The Associated Press

Grandparents: Teen Was Home With Flu Before Deputy Fired

Authorities have released no information about what led up to the shooting

A Wisconsin eighth-grader fatally shot by a sheriff's deputy on a Native American reservation came home from school with the flu the morning of the shooting but it's unclear why he left the home, his grandparents said Friday.

An Ashland County sheriff's deputy shot 14-year-old Jason Pero just before noon on Wednesday outside his home on the Bad River Band of Lake Superior Chippewa reservation, a sprawling wooded area about 300 miles north of Madison. Investigators said deputies were responding to a call about a male subject walking down the street with a knife around 11:40 a.m.

Authorities have released no information about what led up to the shooting.

Relatives have questioned whether the boy had a knife. The Wisconsin Department of Justice, which is investigating the incident, has said a knife was recovered from the scene. A department spokeswoman declined to comment Friday except to say the deputy has been placed on administrative leave.

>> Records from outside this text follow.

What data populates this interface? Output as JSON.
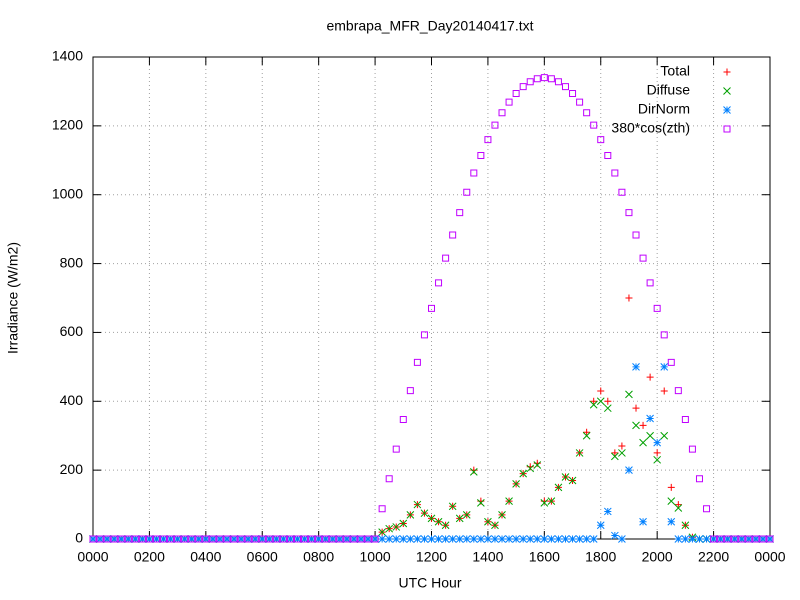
{
  "chart_data": {
    "type": "scatter",
    "title": "embrapa_MFR_Day20140417.txt",
    "x_label": "UTC Hour",
    "y_label": "Irradiance (W/m2)",
    "grid": true,
    "legend": "upper right",
    "xlim": [
      0,
      24
    ],
    "ylim": [
      0,
      1400
    ],
    "xticks": [
      {
        "value": 0,
        "label": "0000"
      },
      {
        "value": 2,
        "label": "0200"
      },
      {
        "value": 4,
        "label": "0400"
      },
      {
        "value": 6,
        "label": "0600"
      },
      {
        "value": 8,
        "label": "0800"
      },
      {
        "value": 10,
        "label": "1000"
      },
      {
        "value": 12,
        "label": "1200"
      },
      {
        "value": 14,
        "label": "1400"
      },
      {
        "value": 16,
        "label": "1600"
      },
      {
        "value": 18,
        "label": "1800"
      },
      {
        "value": 20,
        "label": "2000"
      },
      {
        "value": 22,
        "label": "2200"
      },
      {
        "value": 24,
        "label": "0000"
      }
    ],
    "yticks": [
      0,
      200,
      400,
      600,
      800,
      1000,
      1200,
      1400
    ],
    "x": [
      0,
      0.25,
      0.5,
      0.75,
      1,
      1.25,
      1.5,
      1.75,
      2,
      2.25,
      2.5,
      2.75,
      3,
      3.25,
      3.5,
      3.75,
      4,
      4.25,
      4.5,
      4.75,
      5,
      5.25,
      5.5,
      5.75,
      6,
      6.25,
      6.5,
      6.75,
      7,
      7.25,
      7.5,
      7.75,
      8,
      8.25,
      8.5,
      8.75,
      9,
      9.25,
      9.5,
      9.75,
      10,
      10.25,
      10.5,
      10.75,
      11,
      11.25,
      11.5,
      11.75,
      12,
      12.25,
      12.5,
      12.75,
      13,
      13.25,
      13.5,
      13.75,
      14,
      14.25,
      14.5,
      14.75,
      15,
      15.25,
      15.5,
      15.75,
      16,
      16.25,
      16.5,
      16.75,
      17,
      17.25,
      17.5,
      17.75,
      18,
      18.25,
      18.5,
      18.75,
      19,
      19.25,
      19.5,
      19.75,
      20,
      20.25,
      20.5,
      20.75,
      21,
      21.25,
      21.5,
      21.75,
      22,
      22.25,
      22.5,
      22.75,
      23,
      23.25,
      23.5,
      23.75,
      24
    ],
    "series": [
      {
        "name": "Total",
        "color": "#ff0000",
        "marker": "plus",
        "values": [
          0,
          0,
          0,
          0,
          0,
          0,
          0,
          0,
          0,
          0,
          0,
          0,
          0,
          0,
          0,
          0,
          0,
          0,
          0,
          0,
          0,
          0,
          0,
          0,
          0,
          0,
          0,
          0,
          0,
          0,
          0,
          0,
          0,
          0,
          0,
          0,
          0,
          0,
          0,
          0,
          0,
          20,
          30,
          35,
          45,
          70,
          100,
          75,
          60,
          50,
          40,
          95,
          60,
          70,
          200,
          110,
          50,
          40,
          70,
          110,
          160,
          190,
          210,
          220,
          110,
          110,
          150,
          180,
          170,
          250,
          310,
          400,
          430,
          400,
          250,
          270,
          700,
          380,
          330,
          470,
          250,
          430,
          150,
          100,
          40,
          5,
          0,
          0,
          0,
          0,
          0,
          0,
          0,
          0,
          0,
          0,
          0
        ]
      },
      {
        "name": "Diffuse",
        "color": "#00a000",
        "marker": "cross",
        "values": [
          0,
          0,
          0,
          0,
          0,
          0,
          0,
          0,
          0,
          0,
          0,
          0,
          0,
          0,
          0,
          0,
          0,
          0,
          0,
          0,
          0,
          0,
          0,
          0,
          0,
          0,
          0,
          0,
          0,
          0,
          0,
          0,
          0,
          0,
          0,
          0,
          0,
          0,
          0,
          0,
          0,
          20,
          30,
          35,
          45,
          70,
          100,
          75,
          60,
          50,
          40,
          95,
          60,
          70,
          195,
          105,
          50,
          40,
          70,
          110,
          160,
          190,
          205,
          215,
          105,
          110,
          150,
          180,
          170,
          250,
          300,
          390,
          400,
          380,
          240,
          250,
          420,
          330,
          280,
          300,
          230,
          300,
          110,
          90,
          40,
          5,
          0,
          0,
          0,
          0,
          0,
          0,
          0,
          0,
          0,
          0,
          0
        ]
      },
      {
        "name": "DirNorm",
        "color": "#0080ff",
        "marker": "star",
        "values": [
          0,
          0,
          0,
          0,
          0,
          0,
          0,
          0,
          0,
          0,
          0,
          0,
          0,
          0,
          0,
          0,
          0,
          0,
          0,
          0,
          0,
          0,
          0,
          0,
          0,
          0,
          0,
          0,
          0,
          0,
          0,
          0,
          0,
          0,
          0,
          0,
          0,
          0,
          0,
          0,
          0,
          0,
          0,
          0,
          0,
          0,
          0,
          0,
          0,
          0,
          0,
          0,
          0,
          0,
          0,
          0,
          0,
          0,
          0,
          0,
          0,
          0,
          0,
          0,
          0,
          0,
          0,
          0,
          0,
          0,
          0,
          0,
          40,
          80,
          10,
          0,
          200,
          500,
          50,
          350,
          280,
          500,
          50,
          0,
          0,
          0,
          0,
          0,
          0,
          0,
          0,
          0,
          0,
          0,
          0,
          0,
          0
        ]
      },
      {
        "name": "380*cos(zth)",
        "color": "#c000ff",
        "marker": "square",
        "values": [
          0,
          0,
          0,
          0,
          0,
          0,
          0,
          0,
          0,
          0,
          0,
          0,
          0,
          0,
          0,
          0,
          0,
          0,
          0,
          0,
          0,
          0,
          0,
          0,
          0,
          0,
          0,
          0,
          0,
          0,
          0,
          0,
          0,
          0,
          0,
          0,
          0,
          0,
          0,
          0,
          0,
          88,
          175,
          261,
          347,
          431,
          513,
          593,
          670,
          744,
          816,
          883,
          948,
          1007,
          1063,
          1114,
          1160,
          1202,
          1238,
          1269,
          1294,
          1314,
          1328,
          1337,
          1340,
          1337,
          1328,
          1314,
          1294,
          1269,
          1238,
          1202,
          1160,
          1114,
          1063,
          1007,
          948,
          883,
          816,
          744,
          670,
          593,
          513,
          431,
          347,
          261,
          175,
          88,
          0,
          0,
          0,
          0,
          0,
          0,
          0,
          0,
          0
        ]
      }
    ]
  }
}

The teen's grandfather, Alan Pero, told The Associated Press on Friday that the boy lived with him and his wife and they had raised him since he was a year old. He said his grandson dreamed of joining the military.

"He got murdered out in front of the house here," Pero said in a phone interview. "He's a boy. There's warning shots. There's Tasers. There's pepper spray. You don't go right on a 14-year-old kid and go for the kill zone."

"I'm really having a hard time keeping my anger in," his wife added. "You don't come up to a 14-year-old boy and pull a gun on him and just fire. ... That's baloney. We're asking questions. We're not getting answers."

Pero said his grandson had been sick for a few days. The boy went to school Wednesday morning but came back to the house feeling nauseous, he said. The grandparents weren't home, but Jason's uncle was at the house and told the grandparents that Jason got a 7-Up, laid on the couch and started watching TV.

The uncle was downstairs doing laundry when the boy apparently left. Pero said the uncle doesn't know why or how the boy left the house.

Investigators searched the home and that the family discovered a dull butcher knife was missing, Pero said. The boy's mother and other relatives have said they're not convinced Jason had a knife. His grandfather said that even if he did, "maybe he was carving, maybe he was doing something, but he'd never hurt a fly. Never in his life."

Cheryl Pero said she was working at a day care when she saw squad cars "flying by like crazy, and I just got a really sick feeling in my stomach knowing they were (heading in the direction of her house)."

She came home and saw her house ringed off with yellow police tape. In the yard was her grandson's body.

"At first I didn't really know that was him lying there," she said. "When I was finally able to get a glance and recognize the clothing, that's when I lost it. They cut off his shirt. It was laying there and they were doing (chest) compressions. That's all I have my head."

Both grandparents described their grandson as a gentle boy who played the drums for his tribe and wanted to become a Marine.

"He was a big old teddy bear," Alan Pero said. "He teased his little nephews once in a while but that was the meanest part he had."

The Bad River reservation covers 124,655 acres along Lake Superior. The area is largely untouched wilderness, marked by thick forests and swamps. Tribal members consider the environment sacred, particularly Gichi Gami, the Chippewa name for Lake Superior.

The tribe led the fight against Republican legislation that dramatically relaxed Wisconsin's iron mining regulations for an open-pit mine near the reservation. The mine never materialized. In January, the tribe called for removing 12 miles (19 kilometers) of an Enbridge oil pipeline from their reservation.

The sheriff's office provides law enforcement services on the reservation along with the tribal police department.